The jury was removed from the court at the request of counsel and Mr. Lambertson entered the following motion:

"We move to exclude the juror, A. B. Norton of Davey, for the reason that he has formed and expressed an opinion touching the guilt or innocence of the accused--both of them--at numerous times, which fact was not disclosed in his examination in the voir dire. And notwithstanding the fact that he swore on that exrmination that he had not formed or expressed any opinion, that he had not read the newspaper account except stray sketches; that he had not read what purported to be the confession nor the testimony taken either at the preliminary hearing or before the coroner's jury, and in support of that motion I have six affidavits.

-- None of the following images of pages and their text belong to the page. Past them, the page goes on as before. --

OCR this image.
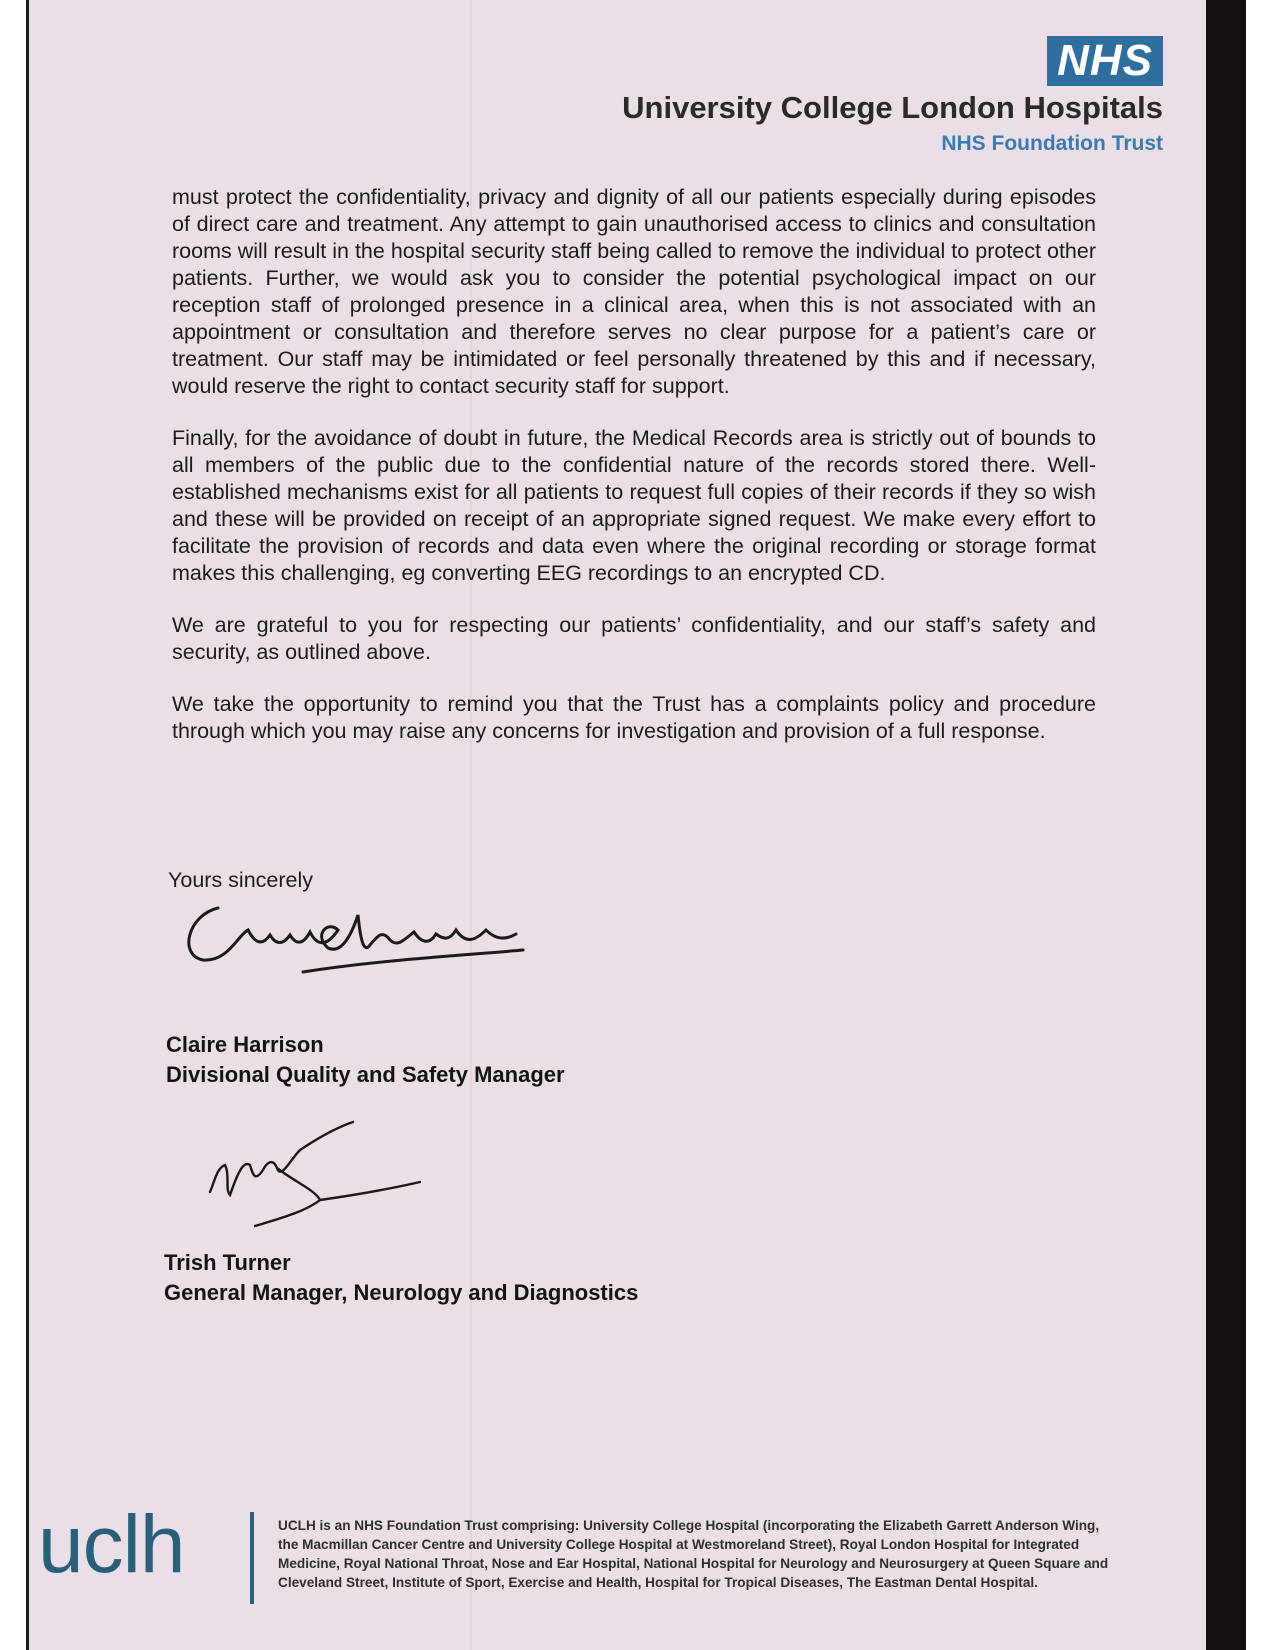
NHS
University College London Hospitals
NHS Foundation Trust

must protect the confidentiality, privacy and dignity of all our patients especially during episodes of direct care and treatment. Any attempt to gain unauthorised access to clinics and consultation rooms will result in the hospital security staff being called to remove the individual to protect other patients. Further, we would ask you to consider the potential psychological impact on our reception staff of prolonged presence in a clinical area, when this is not associated with an appointment or consultation and therefore serves no clear purpose for a patient’s care or treatment. Our staff may be intimidated or feel personally threatened by this and if necessary, would reserve the right to contact security staff for support.

Finally, for the avoidance of doubt in future, the Medical Records area is strictly out of bounds to all members of the public due to the confidential nature of the records stored there. Well-established mechanisms exist for all patients to request full copies of their records if they so wish and these will be provided on receipt of an appropriate signed request. We make every effort to facilitate the provision of records and data even where the original recording or storage format makes this challenging, eg converting EEG recordings to an encrypted CD.

We are grateful to you for respecting our patients’ confidentiality, and our staff’s safety and security, as outlined above.

We take the opportunity to remind you that the Trust has a complaints policy and procedure through which you may raise any concerns for investigation and provision of a full response.

Yours sincerely
Claire Harrison
Divisional Quality and Safety Manager
Trish Turner
General Manager, Neurology and Diagnostics
uclh	UCLH is an NHS Foundation Trust comprising: University College Hospital (incorporating the Elizabeth Garrett Anderson Wing, the Macmillan Cancer Centre and University College Hospital at Westmoreland Street), Royal London Hospital for Integrated Medicine, Royal National Throat, Nose and Ear Hospital, National Hospital for Neurology and Neurosurgery at Queen Square and Cleveland Street, Institute of Sport, Exercise and Health, Hospital for Tropical Diseases, The Eastman Dental Hospital.
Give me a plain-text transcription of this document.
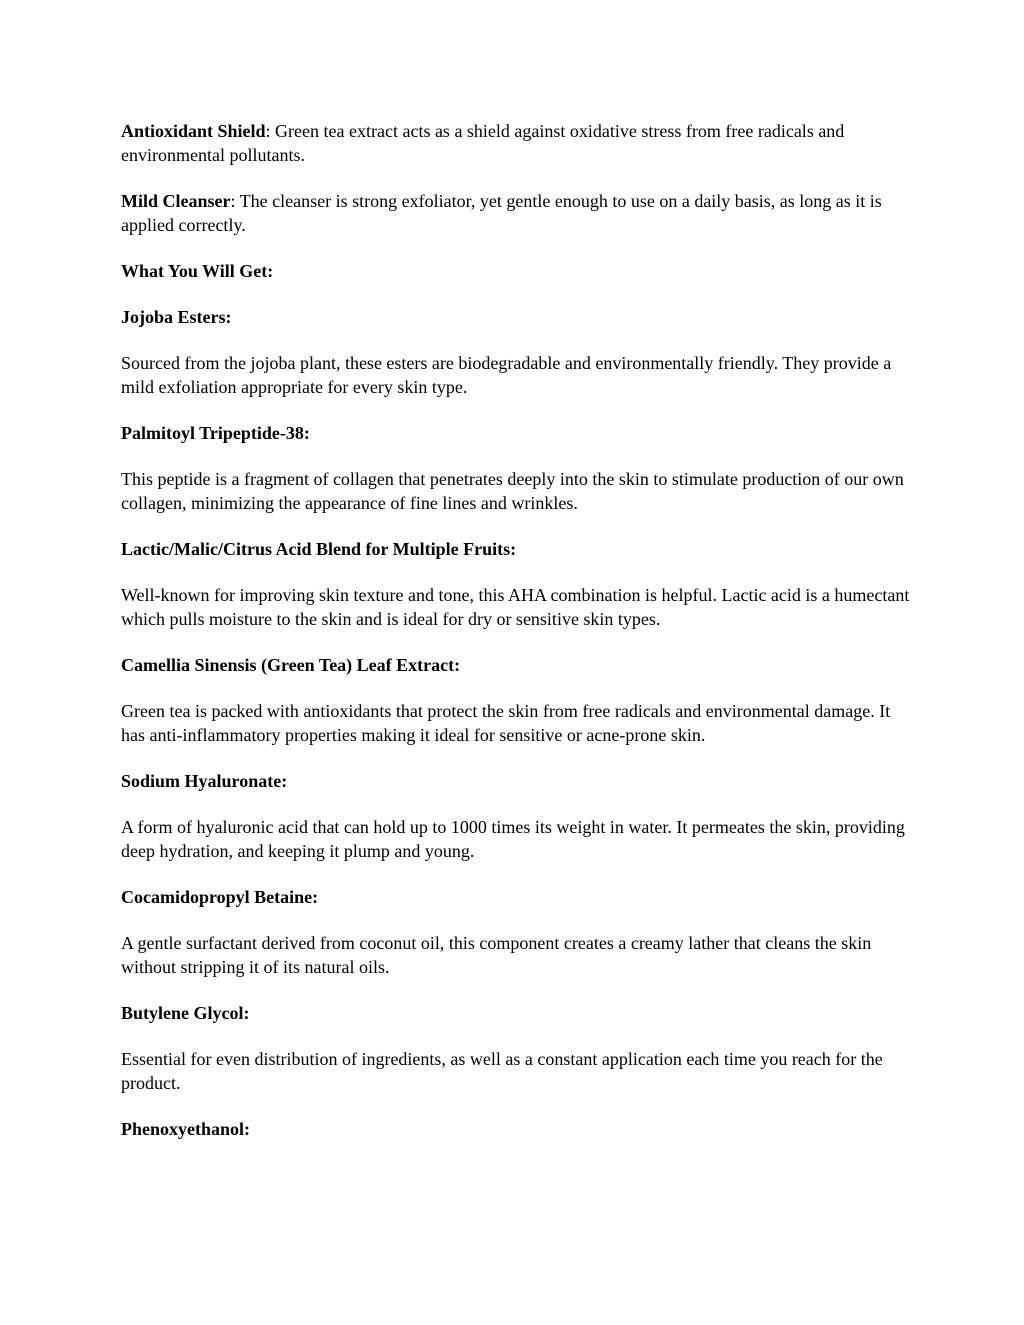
Antioxidant Shield: Green tea extract acts as a shield against oxidative stress from free radicals and environmental pollutants.

Mild Cleanser: The cleanser is strong exfoliator, yet gentle enough to use on a daily basis, as long as it is applied correctly.

What You Will Get:

Jojoba Esters:

Sourced from the jojoba plant, these esters are biodegradable and environmentally friendly. They provide a mild exfoliation appropriate for every skin type.

Palmitoyl Tripeptide-38:

This peptide is a fragment of collagen that penetrates deeply into the skin to stimulate production of our own collagen, minimizing the appearance of fine lines and wrinkles.

Lactic/Malic/Citrus Acid Blend for Multiple Fruits:

Well-known for improving skin texture and tone, this AHA combination is helpful. Lactic acid is a humectant which pulls moisture to the skin and is ideal for dry or sensitive skin types.

Camellia Sinensis (Green Tea) Leaf Extract:

Green tea is packed with antioxidants that protect the skin from free radicals and environmental damage. It has anti-inflammatory properties making it ideal for sensitive or acne-prone skin.

Sodium Hyaluronate:

A form of hyaluronic acid that can hold up to 1000 times its weight in water. It permeates the skin, providing deep hydration, and keeping it plump and young.

Cocamidopropyl Betaine:

A gentle surfactant derived from coconut oil, this component creates a creamy lather that cleans the skin without stripping it of its natural oils.

Butylene Glycol:

Essential for even distribution of ingredients, as well as a constant application each time you reach for the product.

Phenoxyethanol:
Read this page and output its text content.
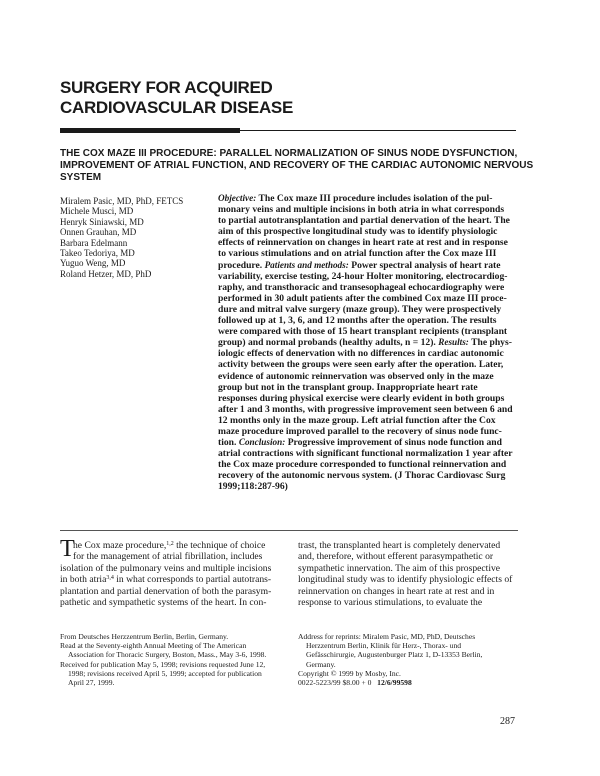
SURGERY FOR ACQUIRED
CARDIOVASCULAR DISEASE
THE COX MAZE III PROCEDURE: PARALLEL NORMALIZATION OF SINUS NODE DYSFUNCTION,
IMPROVEMENT OF ATRIAL FUNCTION, AND RECOVERY OF THE CARDIAC AUTONOMIC NERVOUS
SYSTEM
Miralem Pasic, MD, PhD, FETCS
Michele Musci, MD
Henryk Siniawski, MD
Onnen Grauhan, MD
Barbara Edelmann
Takeo Tedoriya, MD
Yuguo Weng, MD
Roland Hetzer, MD, PhD
Objective: The Cox maze III procedure includes isolation of the pul-
monary veins and multiple incisions in both atria in what corresponds
to partial autotransplantation and partial denervation of the heart. The
aim of this prospective longitudinal study was to identify physiologic
effects of reinnervation on changes in heart rate at rest and in response
to various stimulations and on atrial function after the Cox maze III
procedure. Patients and methods: Power spectral analysis of heart rate
variability, exercise testing, 24-hour Holter monitoring, electrocardiog-
raphy, and transthoracic and transesophageal echocardiography were
performed in 30 adult patients after the combined Cox maze III proce-
dure and mitral valve surgery (maze group). They were prospectively
followed up at 1, 3, 6, and 12 months after the operation. The results
were compared with those of 15 heart transplant recipients (transplant
group) and normal probands (healthy adults, n = 12). Results: The phys-
iologic effects of denervation with no differences in cardiac autonomic
activity between the groups were seen early after the operation. Later,
evidence of autonomic reinnervation was observed only in the maze
group but not in the transplant group. Inappropriate heart rate
responses during physical exercise were clearly evident in both groups
after 1 and 3 months, with progressive improvement seen between 6 and
12 months only in the maze group. Left atrial function after the Cox
maze procedure improved parallel to the recovery of sinus node func-
tion. Conclusion: Progressive improvement of sinus node function and
atrial contractions with significant functional normalization 1 year after
the Cox maze procedure corresponded to functional reinnervation and
recovery of the autonomic nervous system. (J Thorac Cardiovasc Surg
1999;118:287-96)
T
he Cox maze procedure,$^{1,2}$ the technique of choice
for the management of atrial fibrillation, includes
isolation of the pulmonary veins and multiple incisions
in both atria$^{3,4}$ in what corresponds to partial autotrans-
plantation and partial denervation of both the parasym-
pathetic and sympathetic systems of the heart. In con-
trast, the transplanted heart is completely denervated
and, therefore, without efferent parasympathetic or
sympathetic innervation. The aim of this prospective
longitudinal study was to identify physiologic effects of
reinnervation on changes in heart rate at rest and in
response to various stimulations, to evaluate the
From Deutsches Herzzentrum Berlin, Berlin, Germany.
Read at the Seventy-eighth Annual Meeting of The American
Association for Thoracic Surgery, Boston, Mass., May 3-6, 1998.
Received for publication May 5, 1998; revisions requested June 12,
1998; revisions received April 5, 1999; accepted for publication
April 27, 1999.
Address for reprints: Miralem Pasic, MD, PhD, Deutsches
Herzzentrum Berlin, Klinik für Herz-, Thorax- und
Gefässchirurgie, Augustenburger Platz 1, D-13353 Berlin,
Germany.
Copyright © 1999 by Mosby, Inc.
0022-5223/99 $8.00 + 0 12/6/99598
287
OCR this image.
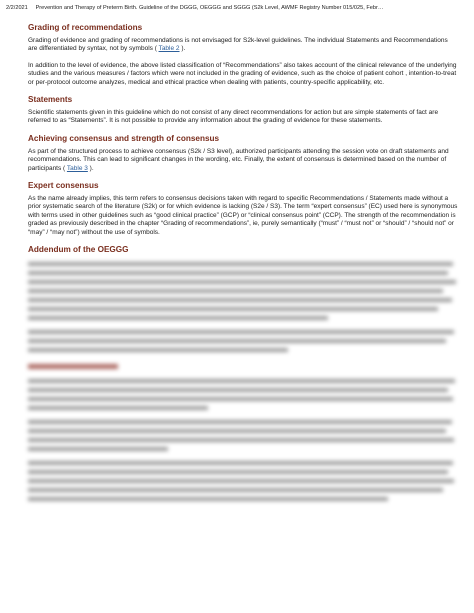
2/2/2021 Prevention and Therapy of Preterm Birth. Guideline of the DGGG, OEGGG and SGGG (S2k Level, AWMF Registry Number 015/025, Febr…
Grading of recommendations

Grading of evidence and grading of recommendations is not envisaged for S2k-level guidelines. The individual Statements and Recommendations are differentiated by syntax, not by symbols ( Table 2 ).

In addition to the level of evidence, the above listed classification of “Recommendations” also takes account of the clinical relevance of the underlying studies and the various measures / factors which were not included in the grading of evidence, such as the choice of patient cohort , intention-to-treat or per-protocol outcome analyzes, medical and ethical practice when dealing with patients, country-specific applicability, etc.

Statements

Scientific statements given in this guideline which do not consist of any direct recommendations for action but are simple statements of fact are referred to as “Statements”. It is not possible to provide any information about the grading of evidence for these statements.

Achieving consensus and strength of consensus

As part of the structured process to achieve consensus (S2k / S3 level), authorized participants attending the session vote on draft statements and recommendations. This can lead to significant changes in the wording, etc. Finally, the extent of consensus is determined based on the number of participants ( Table 3 ).

Expert consensus

As the name already implies, this term refers to consensus decisions taken with regard to specific Recommendations / Statements made without a prior systematic search of the literature (S2k) or for which evidence is lacking (S2e / S3). The term “expert consensus” (EC) used here is synonymous with terms used in other guidelines such as “good clinical practice” (GCP) or “clinical consensus point” (CCP). The strength of the recommendation is graded as previously described in the chapter “Grading of recommendations”, ie, purely semantically (“must” / “must not” or “should” / “should not” or “may” / “may not”) without the use of symbols.

Addendum of the OEGGG
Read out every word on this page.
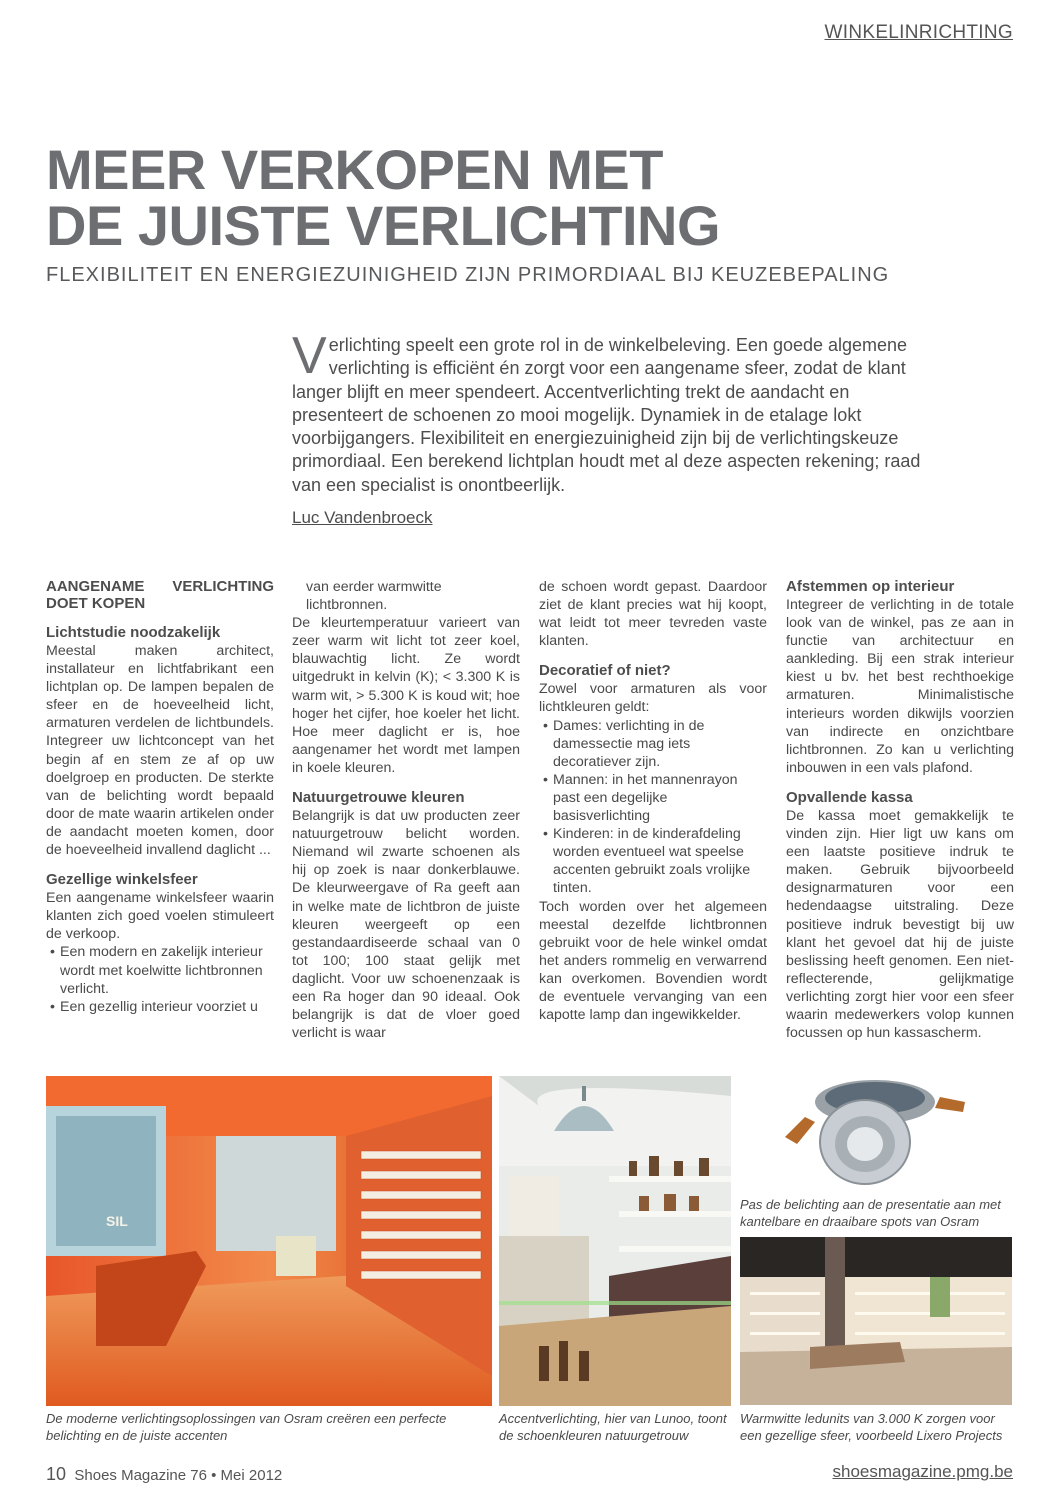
WINKELINRICHTING
MEER VERKOPEN MET
DE JUISTE VERLICHTING
FLEXIBILITEIT EN ENERGIEZUINIGHEID ZIJN PRIMORDIAAL BIJ KEUZEBEPALING
Verlichting speelt een grote rol in de winkelbeleving. Een goede algemene verlichting is efficiënt én zorgt voor een aangename sfeer, zodat de klant langer blijft en meer spendeert. Accentverlichting trekt de aandacht en presenteert de schoenen zo mooi mogelijk. Dynamiek in de etalage lokt voorbijgangers. Flexibiliteit en energiezuinigheid zijn bij de verlichtingskeuze primordiaal. Een berekend lichtplan houdt met al deze aspecten rekening; raad van een specialist is onontbeerlijk.
Luc Vandenbroeck
AANGENAME VERLICHTING DOET KOPEN
Lichtstudie noodzakelijk

Meestal maken architect, installateur en lichtfabrikant een lichtplan op. De lampen bepalen de sfeer en de hoeveelheid licht, armaturen verdelen de lichtbundels. Integreer uw lichtconcept van het begin af en stem ze af op uw doelgroep en producten. De sterkte van de belichting wordt bepaald door de mate waarin artikelen onder de aandacht moeten komen, door de hoeveelheid invallend daglicht ...

Gezellige winkelsfeer

Een aangename winkelsfeer waarin klanten zich goed voelen stimuleert de verkoop.

• Een modern en zakelijk interieur wordt met koelwitte lichtbronnen verlicht.
• Een gezellig interieur voorziet u

van eerder warmwitte lichtbronnen.

De kleurtemperatuur varieert van zeer warm wit licht tot zeer koel, blauwachtig licht. Ze wordt uitgedrukt in kelvin (K); < 3.300 K is warm wit, > 5.300 K is koud wit; hoe hoger het cijfer, hoe koeler het licht. Hoe meer daglicht er is, hoe aangenamer het wordt met lampen in koele kleuren.

Natuurgetrouwe kleuren

Belangrijk is dat uw producten zeer natuurgetrouw belicht worden. Niemand wil zwarte schoenen als hij op zoek is naar donkerblauwe. De kleurweergave of Ra geeft aan in welke mate de lichtbron de juiste kleuren weergeeft op een gestandaardiseerde schaal van 0 tot 100; 100 staat gelijk met daglicht. Voor uw schoenenzaak is een Ra hoger dan 90 ideaal. Ook belangrijk is dat de vloer goed verlicht is waar

de schoen wordt gepast. Daardoor ziet de klant precies wat hij koopt, wat leidt tot meer tevreden vaste klanten.

Decoratief of niet?

Zowel voor armaturen als voor lichtkleuren geldt:

• Dames: verlichting in de damessectie mag iets decoratiever zijn.
• Mannen: in het mannenrayon past een degelijke basisverlichting
• Kinderen: in de kinderafdeling worden eventueel wat speelse accenten gebruikt zoals vrolijke tinten.

Toch worden over het algemeen meestal dezelfde lichtbronnen gebruikt voor de hele winkel omdat het anders rommelig en verwarrend kan overkomen. Bovendien wordt de eventuele vervanging van een kapotte lamp dan ingewikkelder.

Afstemmen op interieur

Integreer de verlichting in de totale look van de winkel, pas ze aan in functie van architectuur en aankleding. Bij een strak interieur kiest u bv. het best rechthoekige armaturen. Minimalistische interieurs worden dikwijls voorzien van indirecte en onzichtbare lichtbronnen. Zo kan u verlichting inbouwen in een vals plafond.

Opvallende kassa

De kassa moet gemakkelijk te vinden zijn. Hier ligt uw kans om een laatste positieve indruk te maken. Gebruik bijvoorbeeld designarmaturen voor een hedendaagse uitstraling. Deze positieve indruk bevestigt bij uw klant het gevoel dat hij de juiste beslissing heeft genomen. Een niet-reflecterende, gelijkmatige verlichting zorgt hier voor een sfeer waarin medewerkers volop kunnen focussen op hun kassascherm.

SIL
De moderne verlichtingsoplossingen van Osram creëren een perfecte belichting en de juiste accenten
Accentverlichting, hier van Lunoo, toont de schoenkleuren natuurgetrouw
Pas de belichting aan de presentatie aan met kantelbare en draaibare spots van Osram
Warmwitte ledunits van 3.000 K zorgen voor een gezellige sfeer, voorbeeld Lixero Projects
10 Shoes Magazine 76 • Mei 2012	shoesmagazine.pmg.be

These affidavits were then read by the speaker and were certainly of a startling nature, two of them being as follows:

"G. A. Sawyey, being first duly sworn on oath says that he is a resident and citisen of Rock Creek precinct and has been since 1887; that he has known one A. B. Norton, who is now on the panel of jurors, in the above entitled case, for three years or more; that on or about the 1st day of May, 1891, said Norton had a conversation with this affiant when they were on their way home from the city of Lincoln; that at said time said Norton had been drawn and served as one of the special panel from which a jury in said cause was to be chosen; that said Norton said he was agoing to serve on said jury, if possible; that a man in the city of Lincoln had told him that there was $500 in it, and that he would hold the jury until he got money for his verdict; that the Sheedy's were rich and that if they could convict Mrs. Sheedy they would get the money, and that he was agoing to have a part of it."

"R. B. Crawford, being first duly sworn, says that he has lived in the twon of Davey about two years and in the county since 1871, excepting three years; that he is acquainted with one A. B. Norton, who is now one of the panel of eleven chosen in the above entitled case, and has known him for about eighteen months; that the same day that said Norton got his summons to appear as a juror in said cause he was at the blacksmith shop of this affiant in the twon of Davey; that said Norton told this affiant at said time and place that if he could get to serve on the Sheedy jury he would make some money out of it; that this affiant supposed from what Norton said and the manner of his saying it, that he would take money for his verdict from either side that would pay him for it."